5. Some new arguments
 

5.1. A REMARKABLE BOOK

In spite of the mutual deafness of the pro- and anti-invasionist schools, the increasing awareness of a challenge has led prominent scholars groomed in the invasionist view to collect, for the first time in their careers, actual arguments in favour of the Aryan Invasion Theory. As yet this is never in the form of a pointwise rebuttal of an existing anti-invasionist argumentation, a head-on approach so far exclusively adopted by one or two non-invasionists.1 Nonetheless, some recent contributions to the archaeological and physical-anthropological aspects of the controversy pose a fresh challenge to the (by now often over-confident) anti-invasionist school.

An extremely important new synthesis of various types of data is provided by Dr. Bernard Sergent in his book Genesis of India, as yet only available in French.2 The book comes as a sequel to his equally important book, Les Indo-Européens (1995).  Sergent is a Ph.D. in Archaeology with additional degrees in Physical Anthropology and in History, a researcher at the French National Centre for Scientific Research, and chairman of the French Society for Mythology.

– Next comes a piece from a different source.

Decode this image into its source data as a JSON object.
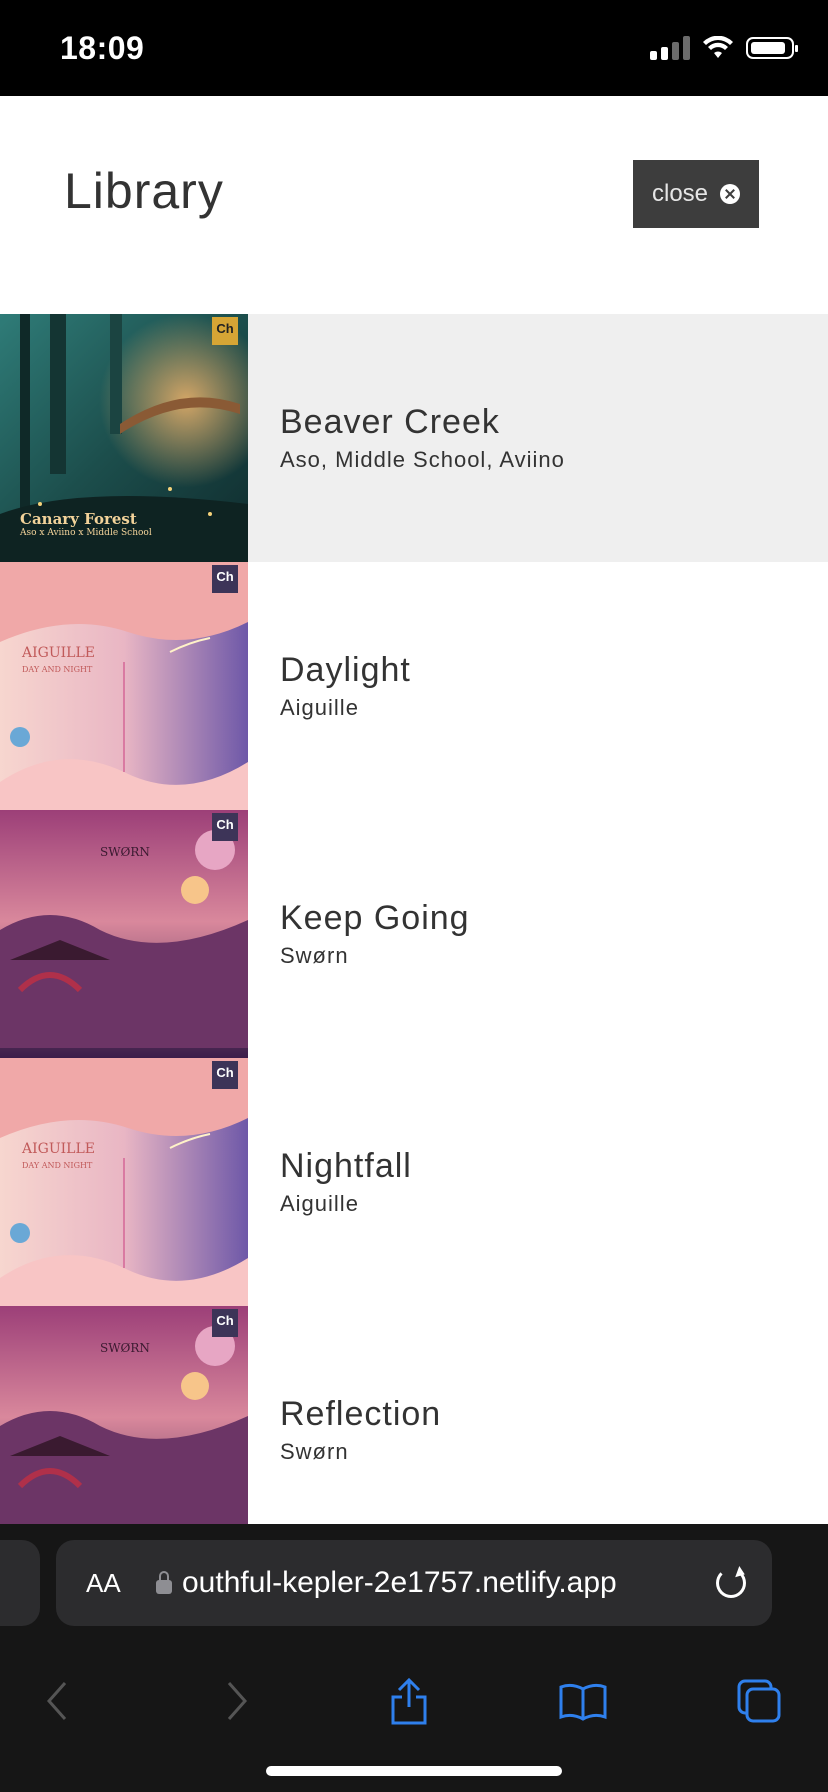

One of Sergent’s objectives is to counter the rising tide of skepticism against the AIT with archaeological and other proofs. In particular, he proposes a precise identification of a particular Harappan-age but non-Harappan culture with the Indo-Aryans poised to invade India: the Bactrian Bronze Age culture of ca. 2000 BC.  At the same time, he is quite scornful of AIT critics and neglects to take their arguments apart, which means that he effectively leaves them standing.

Sergent is very skeptical of the Aryan non-invasion theory, and dismisses it in one sentence plus footnote as simply unbelievable and as the effect of nationalistic blindness for the shattering evidence provided by linguistics.3 Nonetheless, it is important to note that, unlike Indian Marxists, he does not show any contempt for Hinduism or for the idea of India.  Most people who analyze Indian culture into different contributions by peoples with divergent origins do so with the implicit or explicit message that “there is no such thing as Indian or Hindu culture, there is only a composite of divergent cultures, each of which should break free and destroy the dominant Brahminical system which propagates the false notion of a single all-Indian culture”.  Sergent, by contrast, admits that the ethnically different contributions have merged into an admirable synthesis, e.g.: “One of the paradoxes of India is its astonishing linguistic diversity (they speak about five hundred languages there) compared with its cultural unity.”4 Rather than denying the idea of India, he strongly sympathizes with it: though a construct of history, India is a cultural reality.  This French invasionist is more an Indian patriot than most Indian invasionists.

To do full justice to Sergent’s work, I must refer to the original, and I hope it will soon be translated in English or Hindi.  Here, we will only discuss some of the most original or controversial points.
 

Footnotes: 
 

    1S. Talageri: Aryan Invasion Theory, a Reappraisal, passim; and K.D. Sethna: The Problem of Aryan Origins, Aditya Prakashan, Delhi 1992 (1980), which includes a lengthy appendix dissecting Asko Parpola’s archaeological evidence.

    2Bernard Sergent: Genèse de l’Inde, Payot, Paris 1997.

    3Bernard Sergent: Genèse de l’Inde, p.370 and p.477 n-485.

    4Bernard Sergent: Genèse de l’Inde, p.9.